Signalement de maltraitance par un médecin et secret médical

CE, 5 juillet 2022, n°448015

Obligation principale de discrétion professionnelle, le secret médical s’impose à tout médecin. Cela représente un droit fondamental pour le patient. Par principe, tenu par ce secret, le médecin ne peut dénoncer des faits de maltraitance. Pour autant, des dérogations sont légalement prévues pour y mettre un terme.

Le Conseil d’Etat a rappelé, dans une décision rendue le 05 juillet 2022 les conditions dans lesquelles un médecin ne peut pas être poursuivi par les juridictions disciplinaires pour violation du secret médical, en cas de signalement de maltraitances. Celui-ci doit avoir agi conformément à la loi et de bonne foi.

Cette décision fait écho aux conditions de levée de secret médical.

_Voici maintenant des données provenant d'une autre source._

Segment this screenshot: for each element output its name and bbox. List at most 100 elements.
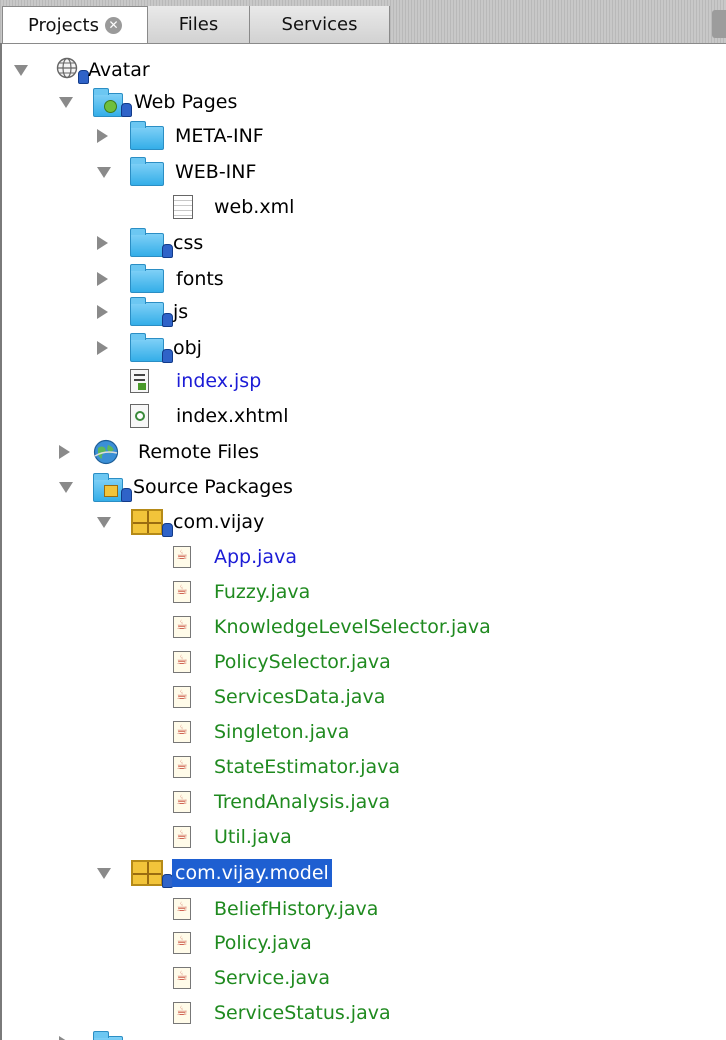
java-file-icon: ☕ xyxy=(173,756,191,778)
tree-node-java-file[interactable]: ☕ StateEstimator.java xyxy=(2,749,726,785)
folder-icon xyxy=(130,264,164,293)
tree-node-label: Util.java xyxy=(214,826,292,848)
xhtml-file-icon xyxy=(130,404,149,428)
tree-node-java-file[interactable]: ☕ BeliefHistory.java xyxy=(2,891,726,927)
tree-node-label: ServiceStatus.java xyxy=(214,1002,391,1024)
tree-node-java-file[interactable]: ☕ Singleton.java xyxy=(2,714,726,750)
web-folder-icon xyxy=(93,88,123,117)
tree-node-label: ServicesData.java xyxy=(214,686,386,708)
tree-node-js[interactable]: js xyxy=(2,294,726,330)
tree-node-index-jsp[interactable]: index.jsp xyxy=(2,363,726,399)
folder-icon xyxy=(93,1031,123,1040)
tree-node-label: Remote Files xyxy=(138,441,260,463)
tree-node-meta-inf[interactable]: META-INF xyxy=(2,118,726,154)
expand-arrow-icon[interactable] xyxy=(59,1036,70,1040)
collapse-arrow-icon[interactable] xyxy=(59,482,73,493)
tree-node-java-file[interactable]: ☕ ServiceStatus.java xyxy=(2,995,726,1031)
java-file-icon: ☕ xyxy=(173,616,191,638)
tree-node-label: Policy.java xyxy=(214,932,312,954)
tab-projects[interactable]: Projects ✕ xyxy=(2,6,148,43)
folder-icon xyxy=(130,157,164,186)
project-tree: Avatar Web Pages META-INF WEB-INF web.xm… xyxy=(0,43,726,1040)
tree-node-label: Service.java xyxy=(214,967,331,989)
source-badge-icon xyxy=(162,313,173,327)
tree-node-java-file[interactable]: ☕ TrendAnalysis.java xyxy=(2,784,726,820)
tree-node-label: index.jsp xyxy=(176,370,262,392)
tree-node-label: obj xyxy=(173,337,202,359)
tree-node-package-com-vijay-model[interactable]: com.vijay.model xyxy=(2,855,726,891)
tree-node-label: PolicySelector.java xyxy=(214,651,391,673)
tree-node-remote-files[interactable]: Remote Files xyxy=(2,434,726,470)
close-icon[interactable]: ✕ xyxy=(104,16,122,34)
java-file-icon: ☕ xyxy=(173,1002,191,1024)
expand-arrow-icon[interactable] xyxy=(59,445,70,459)
java-file-icon: ☕ xyxy=(173,791,191,813)
tree-node-fonts[interactable]: fonts xyxy=(2,261,726,297)
jsp-file-icon xyxy=(130,369,149,393)
tab-services[interactable]: Services xyxy=(250,6,390,43)
tree-node-label: Fuzzy.java xyxy=(214,581,311,603)
source-badge-icon xyxy=(162,523,173,537)
collapse-arrow-icon[interactable] xyxy=(97,868,111,879)
tree-node-label: com.vijay xyxy=(173,511,265,533)
tree-node-java-file[interactable]: ☕ Policy.java xyxy=(2,925,726,961)
source-badge-icon xyxy=(162,349,173,363)
tree-node-label: Web Pages xyxy=(134,91,238,113)
tab-files[interactable]: Files xyxy=(148,6,250,43)
folder-icon xyxy=(130,228,164,257)
tree-node-java-file[interactable]: ☕ PolicySelector.java xyxy=(2,644,726,680)
tree-node-label: Source Packages xyxy=(133,476,293,498)
tree-node-index-xhtml[interactable]: index.xhtml xyxy=(2,398,726,434)
tree-node-label: App.java xyxy=(214,546,297,568)
tree-node-java-file[interactable]: ☕ App.java xyxy=(2,539,726,575)
tree-node-java-file[interactable]: ☕ ServicesData.java xyxy=(2,679,726,715)
package-icon xyxy=(131,509,163,535)
tree-node-label: META-INF xyxy=(175,125,264,147)
tree-node-source-packages[interactable]: Source Packages xyxy=(2,469,726,505)
remote-globe-icon xyxy=(93,439,119,465)
window-menu-icon[interactable] xyxy=(712,10,726,38)
tree-node-label: StateEstimator.java xyxy=(214,756,401,778)
tree-node-label: js xyxy=(173,301,189,323)
expand-arrow-icon[interactable] xyxy=(97,341,108,355)
tree-node-partial[interactable] xyxy=(2,1030,726,1040)
folder-icon xyxy=(130,333,164,362)
collapse-arrow-icon[interactable] xyxy=(59,97,73,108)
source-packages-icon xyxy=(93,473,123,502)
java-file-icon: ☕ xyxy=(173,826,191,848)
tree-node-package-com-vijay[interactable]: com.vijay xyxy=(2,504,726,540)
folder-icon xyxy=(130,297,164,326)
tree-node-java-file[interactable]: ☕ Fuzzy.java xyxy=(2,574,726,610)
tree-node-avatar[interactable]: Avatar xyxy=(2,52,726,88)
tree-node-label-selected: com.vijay.model xyxy=(172,859,332,887)
tab-projects-label: Projects xyxy=(28,14,99,36)
tab-services-label: Services xyxy=(281,14,358,35)
expand-arrow-icon[interactable] xyxy=(97,305,108,319)
tab-files-label: Files xyxy=(178,14,219,35)
tree-node-obj[interactable]: obj xyxy=(2,330,726,366)
source-badge-icon xyxy=(121,103,132,117)
collapse-arrow-icon[interactable] xyxy=(97,517,111,528)
tree-node-label: Singleton.java xyxy=(214,721,350,743)
java-file-icon: ☕ xyxy=(173,932,191,954)
expand-arrow-icon[interactable] xyxy=(97,236,108,250)
collapse-arrow-icon[interactable] xyxy=(97,167,111,178)
xml-file-icon xyxy=(173,195,193,219)
tree-node-css[interactable]: css xyxy=(2,225,726,261)
package-icon xyxy=(131,860,163,886)
tree-node-label: TrendAnalysis.java xyxy=(214,791,391,813)
tree-node-java-file[interactable]: ☕ KnowledgeLevelSelector.java xyxy=(2,609,726,645)
tree-node-label: fonts xyxy=(176,268,224,290)
source-badge-icon xyxy=(162,244,173,258)
tree-node-web-inf[interactable]: WEB-INF xyxy=(2,154,726,190)
java-file-icon: ☕ xyxy=(173,898,191,920)
tree-node-web-pages[interactable]: Web Pages xyxy=(2,84,726,120)
collapse-arrow-icon[interactable] xyxy=(14,65,28,76)
expand-arrow-icon[interactable] xyxy=(97,272,108,286)
tree-node-java-file[interactable]: ☕ Util.java xyxy=(2,819,726,855)
tree-node-web-xml[interactable]: web.xml xyxy=(2,189,726,225)
tree-node-java-file[interactable]: ☕ Service.java xyxy=(2,960,726,996)
java-file-icon: ☕ xyxy=(173,651,191,673)
java-file-icon: ☕ xyxy=(173,967,191,989)
expand-arrow-icon[interactable] xyxy=(97,129,108,143)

Effectivement, il convient de rappeler ici les dispositions du Code pénal qui encadrent le secret médical et notamment l’article 226-14. Celui-ci prévoit que le secret médical peut être levé pour le signalement de sévices ou de privations, que le médecin a constaté, sur le plan physique ou psychique, dans l’exercice de sa profession et qui lui permettent de présumer que des violences physiques, sexuelles ou psychiques de toute nature ont été commises.

En principe, l’accord de la victime est nécessaire pour exercer un signalement. Toutefois, dès lors que la victime est mineure, aucun accord n’est sollicité.

Le Conseil d’Etat précise alors qu’il résulte de ces dispositions du Code pénal que « lorsqu’un médecin signale au procureur de la République ou à la cellule de recueil, de traitement et d’évaluation des informations préoccupantes des faits laissant présumer qu’un mineur a subi des violences physiques, sexuelles ou psychiques, et porte à cet effet à sa connaissance tous les éléments utiles qu’il a pu relever ou déceler dans la prise en charge de ce jeune patient, notamment des constatations médicales, des propos ou le comportement de l’enfant soumis à son examen médical, sa responsabilité disciplinaire ne peut être engagée à raison d’un tel signalement, s’il a été effectué dans ces conditions, sauf à ce qu’il soit établi que le médecin a agi de mauvaise foi ».

La levée du secret médical repose donc sur l’appréciation du médecin lors de la consultation qu’il peut mener, au vu de tous les éléments utiles dont il peut disposer. Le Conseil d’Etat rappelle toutefois que, au-delà du respect de ces règles, le professionnel de santé doit agir de bonne foi.

Dans les faits soumis au Conseil, un psychiatre exerçant au sein d’un centre médico-psychologique pour enfants et adolescents avait adressé un courrier de signalement à la cellule de recueil, de traitement et d’évaluation des informations préoccupantes, pour alerter sur le comportement d’une mère à l’égard de son enfant de 9 ans. La mère avait alors porté plainte devant la Chambre disciplinaire de l’Ordre des médecins. La requête avait été rejetée en première instance ainsi qu’en appel.

Le Conseil d’Etat confirmera la position des précédentes juridictions, favorable notamment aux victimes de violences et sévices non signalés, mais également à l’égard de la libre appréciation des professionnels de santé. Effectivement, on ne peut que saluer la préservation du libre arbitre des médecins qui œuvrent dans la protection des victimes. Cela reste toutefois parfaitement encadré par le Code pénal et la jurisprudence qui veille au respect du secret médical.